Aircraft service provider BBA Aviation (LSE: BBA) has seen its share price take off in Tuesday business, the stock last 7% higher following the release of perky half-year numbers.
BBA Aviation enjoyed a 12% revenues surge during January-June, to $1.23bn. This propelled underlying pre-tax profit 51% higher from the corresponding 2015 period, to $119.4m.
On top of this, the FTSE 250 firm advised that last year’s game-changing acquisition of Landmark Aviation was “proceeding well and synergy delivery [is] ahead of plan.” And BBA Aviation’s critical Flight Support division continues to perform admirably in a flat market, with organic revenues here rising 3.6% in the first half.
Today’s share price rise leaves BBA Aviation on a slightly-heady forward P/E rating of 17.3 times. But I believe the flying ace’s rising dominance in the corporate jet servicing sector merits this slight premium.

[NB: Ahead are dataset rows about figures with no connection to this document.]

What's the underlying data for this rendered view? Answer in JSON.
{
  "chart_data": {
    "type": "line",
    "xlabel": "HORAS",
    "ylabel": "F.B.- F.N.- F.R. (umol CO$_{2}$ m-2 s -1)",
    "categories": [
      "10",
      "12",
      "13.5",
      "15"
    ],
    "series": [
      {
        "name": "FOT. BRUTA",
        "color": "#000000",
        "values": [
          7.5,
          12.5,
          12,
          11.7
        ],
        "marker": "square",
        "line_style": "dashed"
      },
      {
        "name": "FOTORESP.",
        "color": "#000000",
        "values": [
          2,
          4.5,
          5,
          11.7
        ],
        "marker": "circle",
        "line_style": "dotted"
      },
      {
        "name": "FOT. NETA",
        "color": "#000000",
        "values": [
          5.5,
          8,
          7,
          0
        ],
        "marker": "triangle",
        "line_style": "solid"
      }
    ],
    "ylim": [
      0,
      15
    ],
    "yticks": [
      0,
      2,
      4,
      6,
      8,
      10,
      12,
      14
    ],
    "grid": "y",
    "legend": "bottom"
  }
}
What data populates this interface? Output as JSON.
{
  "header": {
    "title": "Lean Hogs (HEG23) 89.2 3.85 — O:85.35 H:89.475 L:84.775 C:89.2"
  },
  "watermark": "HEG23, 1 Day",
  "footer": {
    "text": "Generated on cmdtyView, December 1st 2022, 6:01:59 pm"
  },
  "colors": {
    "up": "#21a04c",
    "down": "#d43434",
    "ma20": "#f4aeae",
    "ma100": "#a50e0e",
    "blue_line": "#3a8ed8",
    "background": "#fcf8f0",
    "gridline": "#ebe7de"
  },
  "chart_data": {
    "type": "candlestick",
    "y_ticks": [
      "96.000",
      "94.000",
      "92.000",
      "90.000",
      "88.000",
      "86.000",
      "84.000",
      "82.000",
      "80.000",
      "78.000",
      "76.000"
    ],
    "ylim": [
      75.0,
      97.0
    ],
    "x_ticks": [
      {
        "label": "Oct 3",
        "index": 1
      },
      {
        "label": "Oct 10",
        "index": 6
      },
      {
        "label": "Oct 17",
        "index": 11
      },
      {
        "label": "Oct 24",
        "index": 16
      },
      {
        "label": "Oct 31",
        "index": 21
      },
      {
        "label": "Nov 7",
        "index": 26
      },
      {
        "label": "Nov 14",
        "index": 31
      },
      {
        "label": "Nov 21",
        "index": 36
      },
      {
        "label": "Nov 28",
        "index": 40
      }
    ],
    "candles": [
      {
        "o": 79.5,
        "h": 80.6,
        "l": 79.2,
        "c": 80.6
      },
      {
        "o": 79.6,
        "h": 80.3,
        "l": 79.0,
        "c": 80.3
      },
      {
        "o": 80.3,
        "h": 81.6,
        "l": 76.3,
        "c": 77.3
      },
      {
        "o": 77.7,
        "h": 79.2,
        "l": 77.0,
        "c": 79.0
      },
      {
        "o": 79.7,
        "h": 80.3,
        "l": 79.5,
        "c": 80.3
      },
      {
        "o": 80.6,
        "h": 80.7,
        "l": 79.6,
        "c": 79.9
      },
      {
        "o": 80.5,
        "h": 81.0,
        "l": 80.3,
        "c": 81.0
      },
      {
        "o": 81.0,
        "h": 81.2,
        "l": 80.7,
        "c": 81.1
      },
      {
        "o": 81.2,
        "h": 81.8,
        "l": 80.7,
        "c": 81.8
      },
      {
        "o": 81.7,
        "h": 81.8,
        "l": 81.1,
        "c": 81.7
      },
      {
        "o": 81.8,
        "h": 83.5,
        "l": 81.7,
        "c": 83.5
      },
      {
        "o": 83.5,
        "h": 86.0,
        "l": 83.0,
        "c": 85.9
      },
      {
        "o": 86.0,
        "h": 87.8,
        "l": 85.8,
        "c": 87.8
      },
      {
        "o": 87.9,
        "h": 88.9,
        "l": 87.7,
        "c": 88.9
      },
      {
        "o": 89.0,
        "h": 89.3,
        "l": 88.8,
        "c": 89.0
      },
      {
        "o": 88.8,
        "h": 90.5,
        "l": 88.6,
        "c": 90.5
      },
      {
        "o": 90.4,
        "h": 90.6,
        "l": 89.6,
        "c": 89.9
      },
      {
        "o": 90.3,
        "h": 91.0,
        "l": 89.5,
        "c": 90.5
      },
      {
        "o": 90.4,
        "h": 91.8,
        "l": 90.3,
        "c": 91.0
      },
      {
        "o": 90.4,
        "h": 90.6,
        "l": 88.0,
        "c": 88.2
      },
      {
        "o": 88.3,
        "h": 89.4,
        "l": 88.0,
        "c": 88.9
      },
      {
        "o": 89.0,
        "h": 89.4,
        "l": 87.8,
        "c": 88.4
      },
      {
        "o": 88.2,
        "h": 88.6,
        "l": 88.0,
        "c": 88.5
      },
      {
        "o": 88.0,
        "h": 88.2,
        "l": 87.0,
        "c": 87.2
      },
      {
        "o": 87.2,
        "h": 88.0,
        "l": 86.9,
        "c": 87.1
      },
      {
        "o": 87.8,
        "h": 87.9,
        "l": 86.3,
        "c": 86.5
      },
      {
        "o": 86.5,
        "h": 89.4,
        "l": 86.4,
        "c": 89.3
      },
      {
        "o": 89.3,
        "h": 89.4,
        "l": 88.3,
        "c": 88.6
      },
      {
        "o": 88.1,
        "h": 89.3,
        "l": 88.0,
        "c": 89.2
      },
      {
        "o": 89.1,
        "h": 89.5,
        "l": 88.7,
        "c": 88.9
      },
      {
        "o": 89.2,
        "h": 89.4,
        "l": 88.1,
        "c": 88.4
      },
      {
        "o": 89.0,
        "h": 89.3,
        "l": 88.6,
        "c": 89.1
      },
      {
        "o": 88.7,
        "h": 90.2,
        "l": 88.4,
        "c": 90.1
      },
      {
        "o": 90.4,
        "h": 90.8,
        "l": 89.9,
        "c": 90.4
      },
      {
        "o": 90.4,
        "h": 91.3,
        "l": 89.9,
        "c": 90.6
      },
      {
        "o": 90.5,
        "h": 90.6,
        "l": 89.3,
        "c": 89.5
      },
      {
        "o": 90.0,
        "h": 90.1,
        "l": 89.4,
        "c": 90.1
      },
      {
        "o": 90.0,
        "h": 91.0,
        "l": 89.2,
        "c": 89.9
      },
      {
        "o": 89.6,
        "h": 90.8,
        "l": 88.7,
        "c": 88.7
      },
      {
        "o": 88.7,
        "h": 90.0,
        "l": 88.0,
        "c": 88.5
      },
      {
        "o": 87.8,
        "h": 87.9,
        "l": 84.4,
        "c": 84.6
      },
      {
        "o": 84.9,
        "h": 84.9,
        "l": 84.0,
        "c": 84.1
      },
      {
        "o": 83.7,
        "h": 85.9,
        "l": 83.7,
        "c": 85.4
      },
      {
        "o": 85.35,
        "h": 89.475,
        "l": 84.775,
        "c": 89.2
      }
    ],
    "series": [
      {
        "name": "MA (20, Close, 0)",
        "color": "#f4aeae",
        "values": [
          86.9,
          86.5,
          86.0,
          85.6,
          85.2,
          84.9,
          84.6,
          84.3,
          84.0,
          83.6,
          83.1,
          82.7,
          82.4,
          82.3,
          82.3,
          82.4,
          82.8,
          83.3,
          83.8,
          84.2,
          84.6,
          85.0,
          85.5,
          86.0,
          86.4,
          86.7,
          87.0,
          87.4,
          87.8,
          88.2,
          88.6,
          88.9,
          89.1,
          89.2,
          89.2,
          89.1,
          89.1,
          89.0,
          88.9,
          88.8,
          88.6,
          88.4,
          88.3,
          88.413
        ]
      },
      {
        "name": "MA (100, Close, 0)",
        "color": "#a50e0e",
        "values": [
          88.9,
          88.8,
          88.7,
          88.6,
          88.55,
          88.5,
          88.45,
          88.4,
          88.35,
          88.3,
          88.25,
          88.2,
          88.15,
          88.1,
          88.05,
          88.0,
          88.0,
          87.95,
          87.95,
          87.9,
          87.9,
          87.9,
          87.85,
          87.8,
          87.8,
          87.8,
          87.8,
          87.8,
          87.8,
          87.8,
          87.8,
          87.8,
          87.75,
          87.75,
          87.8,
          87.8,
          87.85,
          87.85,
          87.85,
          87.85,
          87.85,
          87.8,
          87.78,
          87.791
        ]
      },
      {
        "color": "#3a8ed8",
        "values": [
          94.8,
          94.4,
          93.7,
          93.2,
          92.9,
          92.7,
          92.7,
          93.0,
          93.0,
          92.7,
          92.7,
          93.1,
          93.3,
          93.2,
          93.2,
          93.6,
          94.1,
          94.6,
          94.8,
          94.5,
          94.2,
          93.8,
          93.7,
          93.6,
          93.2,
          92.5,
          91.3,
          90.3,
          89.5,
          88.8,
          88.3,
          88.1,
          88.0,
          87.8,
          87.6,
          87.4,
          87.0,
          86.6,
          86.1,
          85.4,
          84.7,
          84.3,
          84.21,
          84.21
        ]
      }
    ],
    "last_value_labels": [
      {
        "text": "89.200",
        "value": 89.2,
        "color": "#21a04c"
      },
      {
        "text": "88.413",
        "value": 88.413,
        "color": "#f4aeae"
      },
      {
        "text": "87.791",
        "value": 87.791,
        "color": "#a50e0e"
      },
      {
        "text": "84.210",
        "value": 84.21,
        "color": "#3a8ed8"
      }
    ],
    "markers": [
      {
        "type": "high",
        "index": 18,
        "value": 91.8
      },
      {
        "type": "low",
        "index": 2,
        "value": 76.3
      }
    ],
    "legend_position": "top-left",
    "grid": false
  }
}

And a chunky dividend yield of 3.7% takes the edge off.
A mixed bag
WS Atkins (LSE: ATK) has paused for breath following recent strength, the firm’s share price striking six-month peaks in the lead-up to today’s financial update.
WS Atkins advised that it had “traded in line with expectations through the first quarter,” adding that “we remain confident for the year ahead, despite continued uncertainty in some of our markets.”
The design, engineering and project management consultant has made a “good start” in its UK and European markets, with no immediate impact being felt from the result of the EU referendum. WS Atkins has also performed well in North America since April, it advised, although conditions remain “challenging” in the Middle East and at its Energy division.
WS Atkins deals on a very decent P/E ratio of 11.9 times for 2016 at current share prices, suggesting that the troubles facing the oil and gas segment — combined with the problems potentially thrown up by Brexit — are priced-in at current levels. I for one would be happy to sit on the sidelines for the time being however, given the uncertainty facing some of its end markets.
Still, a reassuring half-year update on Tuesday has provided investors with much-needed cheer, the stock last dealing 6% higher from Monday’s close.
Morgan Sindall saw revenues decline fractionally between January and June, to £1.15bn. But adjusted pre-tax profit leapt 21% during the period, to £16.1m, the company reporting a “continued recovery” in its Construction & Infrastructure business.
But like WS Atkins, Morgan Sindall warned of long-term uncertainty created by Britain’s decision to leave the EU. And latest construction PMI data suggests that fresh turmoil could be just around the corner — data today showed building activity contracting at its fastest past since 2009 in July.
Morgan Sindall certainly provides decent value for money on paper, the firm dealing on a P/E multiple of just 8.1 times for 2016. The firm also carries a market-busting yield of 5.3%
Regardless, I reckon the rapidly-deteriorating state of Britain’s construction segment makes Morgan Sindall a risk too far at present.